Tuesday, February 19, 2013

Something JPII taught me, Part 2 (Purifying my desires)

Part 1 here (Trusting God with my children)


The other paragraph in Letter to Families, no. 9, that has blessed me with new insight is this one, where JPII talks about what the proper response of parents is based on the fact that every child is willed by God for his/her own sake:

“It is for themselves that married couples want children; in children they see the crowning of their own love for each other. They want children for the family, as a priceless gift. This is quite understandable. Nonetheless, in conjugal love and in paternal and maternal love we should find inscribed the same truth about man which the Council expressed in a clear and concise way in its statement that God 'willed man for his own sake.' It is thus necessary that the will of the parents should be in harmony with the will of God. They must want the new human creature in the same way as the Creator wants him: 'for himself.'” (LF 9, my bolding)

Wow, wow, WOW! I felt like the Holy Father was talking directly to me. I think about this passage a LOT because it is so profound. It is like the essence of a tender Father: he sees how much I long for a child, as a “precious gift” for our family, and he affirms that longing: “This is quite understandable.” But then he challenges me and calls me to greater holiness. He tells me that while it's fine and good that I desire a child for myself and for our family, there is something still more perfect...desiring a child in the same way that God does: for his own sake.


I guess what gets me about this passage is that it puts into relief what the Christian understanding of childbearing and parenting is. Without God, parents might be tempted to think that they're the creators of their children, that their children “owe” them their life, and so forth. I can think of a bazillion anecdotes: a mother wanting to live vicariously through her daughter and do the things she never did; parents “showing off” their kids as an accomplishment; parents making kids feel guilty for not visiting enough, not calling enough, not doing “x” enough; and so on. It seems like it all comes down to the same root: forgetting thatchildren are not brought into the world solely for the parents' sake, but for their own sake. Wow. (Someone who is actually a parent would have to confirm whether any of my reflections make sense.)

For me now, as a non-mother hoping very much to be a mother, this passage calls me to a radical purification of my desires. It's almost like a mini examination of conscience:“Do I desire a child?” Yes. “Do I desire a child for my own sake, to make me happy?” O Yes. “Do I desire a child as a blessing to our family?” Yes yes yes! “Do I desire a child for his/her own sake, as a creature willed directly by God?” Umm...next question, please? That last one is HARD! Because I think so, so, SO much about my lack, about what I'm missing out on in not having a child: no play dates, no cuddling, no sweet kisses and noises, and so forth. And these are all legitimate things to mourn or lack! But there's so much that needs purified in my desires too...

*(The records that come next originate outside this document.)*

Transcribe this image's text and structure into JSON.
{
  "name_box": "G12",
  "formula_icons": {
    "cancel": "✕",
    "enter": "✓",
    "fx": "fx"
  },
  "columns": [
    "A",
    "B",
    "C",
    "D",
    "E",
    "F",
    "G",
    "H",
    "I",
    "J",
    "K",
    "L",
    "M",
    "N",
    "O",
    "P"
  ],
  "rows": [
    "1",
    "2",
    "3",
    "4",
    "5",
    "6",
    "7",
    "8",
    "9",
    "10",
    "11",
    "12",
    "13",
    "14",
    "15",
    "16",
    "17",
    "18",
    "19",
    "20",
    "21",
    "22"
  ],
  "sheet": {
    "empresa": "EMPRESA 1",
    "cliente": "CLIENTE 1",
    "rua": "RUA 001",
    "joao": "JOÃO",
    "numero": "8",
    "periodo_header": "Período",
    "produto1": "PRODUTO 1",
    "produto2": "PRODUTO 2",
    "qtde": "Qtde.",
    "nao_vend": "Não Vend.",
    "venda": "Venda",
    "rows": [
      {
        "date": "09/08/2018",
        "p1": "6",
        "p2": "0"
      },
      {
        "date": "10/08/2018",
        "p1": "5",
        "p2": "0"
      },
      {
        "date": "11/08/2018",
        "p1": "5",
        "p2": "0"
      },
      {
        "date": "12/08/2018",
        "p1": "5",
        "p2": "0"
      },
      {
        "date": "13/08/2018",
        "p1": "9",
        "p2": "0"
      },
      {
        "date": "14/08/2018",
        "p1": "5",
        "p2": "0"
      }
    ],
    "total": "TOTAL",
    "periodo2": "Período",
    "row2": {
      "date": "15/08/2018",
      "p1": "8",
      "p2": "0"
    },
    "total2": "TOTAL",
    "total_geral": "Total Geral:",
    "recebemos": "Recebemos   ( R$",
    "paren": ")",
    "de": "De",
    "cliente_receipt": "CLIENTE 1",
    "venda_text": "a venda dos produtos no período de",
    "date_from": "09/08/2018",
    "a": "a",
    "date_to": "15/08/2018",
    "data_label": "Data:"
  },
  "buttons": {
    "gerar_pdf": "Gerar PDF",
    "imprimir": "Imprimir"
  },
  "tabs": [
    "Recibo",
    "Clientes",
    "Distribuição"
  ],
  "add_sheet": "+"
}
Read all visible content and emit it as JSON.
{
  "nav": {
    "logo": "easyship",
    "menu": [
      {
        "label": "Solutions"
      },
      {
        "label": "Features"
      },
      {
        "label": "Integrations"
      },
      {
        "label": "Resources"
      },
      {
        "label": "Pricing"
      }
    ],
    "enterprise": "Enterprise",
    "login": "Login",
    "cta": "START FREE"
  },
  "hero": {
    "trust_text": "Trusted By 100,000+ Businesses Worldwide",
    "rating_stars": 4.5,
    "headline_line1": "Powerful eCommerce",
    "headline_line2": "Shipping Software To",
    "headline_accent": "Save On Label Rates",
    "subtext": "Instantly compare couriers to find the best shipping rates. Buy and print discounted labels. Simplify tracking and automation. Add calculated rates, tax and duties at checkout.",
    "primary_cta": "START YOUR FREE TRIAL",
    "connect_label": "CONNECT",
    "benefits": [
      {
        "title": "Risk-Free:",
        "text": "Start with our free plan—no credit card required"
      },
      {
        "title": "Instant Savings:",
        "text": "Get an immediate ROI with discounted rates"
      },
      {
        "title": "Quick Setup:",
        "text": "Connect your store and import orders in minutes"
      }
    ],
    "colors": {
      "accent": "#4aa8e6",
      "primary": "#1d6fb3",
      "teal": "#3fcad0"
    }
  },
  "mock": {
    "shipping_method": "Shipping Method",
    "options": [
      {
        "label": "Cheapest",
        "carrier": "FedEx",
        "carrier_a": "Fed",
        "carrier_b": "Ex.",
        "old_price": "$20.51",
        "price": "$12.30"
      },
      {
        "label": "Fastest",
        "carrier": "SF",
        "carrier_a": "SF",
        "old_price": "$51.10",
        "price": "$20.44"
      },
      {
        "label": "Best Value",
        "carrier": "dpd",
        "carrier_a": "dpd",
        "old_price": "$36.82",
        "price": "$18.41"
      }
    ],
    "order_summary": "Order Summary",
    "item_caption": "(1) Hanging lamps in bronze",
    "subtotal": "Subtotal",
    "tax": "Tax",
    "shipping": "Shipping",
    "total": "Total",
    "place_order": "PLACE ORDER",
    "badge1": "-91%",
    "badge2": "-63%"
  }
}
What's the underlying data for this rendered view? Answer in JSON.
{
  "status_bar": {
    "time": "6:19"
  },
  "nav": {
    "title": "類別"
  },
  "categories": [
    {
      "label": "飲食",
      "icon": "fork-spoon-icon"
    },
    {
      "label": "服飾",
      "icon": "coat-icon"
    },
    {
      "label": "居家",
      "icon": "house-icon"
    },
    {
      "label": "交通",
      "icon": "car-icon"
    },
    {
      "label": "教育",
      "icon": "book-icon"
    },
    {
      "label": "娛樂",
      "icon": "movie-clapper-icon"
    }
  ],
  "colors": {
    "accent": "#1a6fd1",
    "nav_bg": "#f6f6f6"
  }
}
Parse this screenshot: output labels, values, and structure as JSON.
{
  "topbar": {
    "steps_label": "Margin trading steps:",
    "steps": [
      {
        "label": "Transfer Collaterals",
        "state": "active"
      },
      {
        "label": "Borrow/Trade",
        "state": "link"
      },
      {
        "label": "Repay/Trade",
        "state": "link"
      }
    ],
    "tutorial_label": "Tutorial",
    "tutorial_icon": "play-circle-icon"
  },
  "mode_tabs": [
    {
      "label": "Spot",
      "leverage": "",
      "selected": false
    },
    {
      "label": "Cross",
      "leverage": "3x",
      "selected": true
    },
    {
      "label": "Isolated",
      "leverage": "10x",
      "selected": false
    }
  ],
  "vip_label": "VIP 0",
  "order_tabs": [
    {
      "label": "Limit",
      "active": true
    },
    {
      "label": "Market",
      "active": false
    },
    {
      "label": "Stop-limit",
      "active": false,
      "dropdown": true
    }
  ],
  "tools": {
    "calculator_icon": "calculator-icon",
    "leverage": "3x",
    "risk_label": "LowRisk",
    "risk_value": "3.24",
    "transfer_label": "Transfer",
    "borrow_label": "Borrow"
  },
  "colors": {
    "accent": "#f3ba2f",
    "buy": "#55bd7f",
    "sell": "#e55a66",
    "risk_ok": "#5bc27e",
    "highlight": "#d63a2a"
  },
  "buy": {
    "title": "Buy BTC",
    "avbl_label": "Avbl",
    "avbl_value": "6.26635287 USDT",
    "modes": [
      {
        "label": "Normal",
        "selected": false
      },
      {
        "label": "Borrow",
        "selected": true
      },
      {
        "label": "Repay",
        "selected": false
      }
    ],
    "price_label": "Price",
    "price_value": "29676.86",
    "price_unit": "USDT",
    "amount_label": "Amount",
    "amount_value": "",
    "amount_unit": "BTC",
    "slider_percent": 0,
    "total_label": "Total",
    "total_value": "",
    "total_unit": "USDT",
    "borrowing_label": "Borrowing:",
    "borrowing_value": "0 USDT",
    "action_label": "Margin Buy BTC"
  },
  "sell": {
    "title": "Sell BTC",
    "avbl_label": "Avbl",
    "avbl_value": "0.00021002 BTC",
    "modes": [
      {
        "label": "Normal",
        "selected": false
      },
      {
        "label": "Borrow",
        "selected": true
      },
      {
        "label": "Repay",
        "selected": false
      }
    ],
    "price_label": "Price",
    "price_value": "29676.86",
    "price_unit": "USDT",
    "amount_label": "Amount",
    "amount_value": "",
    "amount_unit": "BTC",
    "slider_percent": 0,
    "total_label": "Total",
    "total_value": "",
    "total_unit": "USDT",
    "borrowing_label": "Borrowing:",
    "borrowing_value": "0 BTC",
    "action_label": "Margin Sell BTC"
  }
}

This helps me put it in relief: When/if I'm blessed with a child, what will my response be? Will it be “It's about time, God!” as if He owed me a child? Or will it be, “Finally, my dreams are fulfilled. You – child – have come to make me happy”? In honesty, I'm sure both of those reactions will be there – and they're not 100% wrong or bad.

But I want this reaction too: “My dear child, you were given to us by God, your Father. He loves you; He willed you into existence through the love of me and your daddy. We are privileged to welcome you into our family. You are such a blessing to us; you are a sign of our union. But you are not 'ours.' You come from God and are now on a journey back to Him. We want to help you get there. You are given to yourself and we rejoice at your presence in this world, at your miraculous presence in our family. We love you and we are thankful for you just being you.”

...Or something like that.

I want my will to be in conformity with God's. I want to want a child “for his own sake.” I think that is such a beautiful calling! There's so much more I want to think about, related to this. These are just my semi-formed thoughts for now.



  1. Absolutely beautiful. Thank you so much for sharing this meditation.

    Having suffered miscarriage, your last reflection on what reaction you want to have to a child is so meaningful and affirming. It helps me to further realize that RG was made by God for his own sake, and not as my personal gratification. That thought, to me, makes him even more of a real baby than I had considered before.

    I'm just relishing these righteous words. Thank you so much for sharing them.

  2. I understand what you are saying :) After my son turned two I started trying for #2 but it took a while and I remember that one of the main reasons why I suffered and prayed to conceive this child was so that #1 had a sibling and wouldn´t be lonely. I once heard that children shouldn´t have to come into this world with a job (to make a woman a mom, a child a brother or sister, to keep a marriage together). John Paul is so wise and you are so kind to explain it so that I can understand.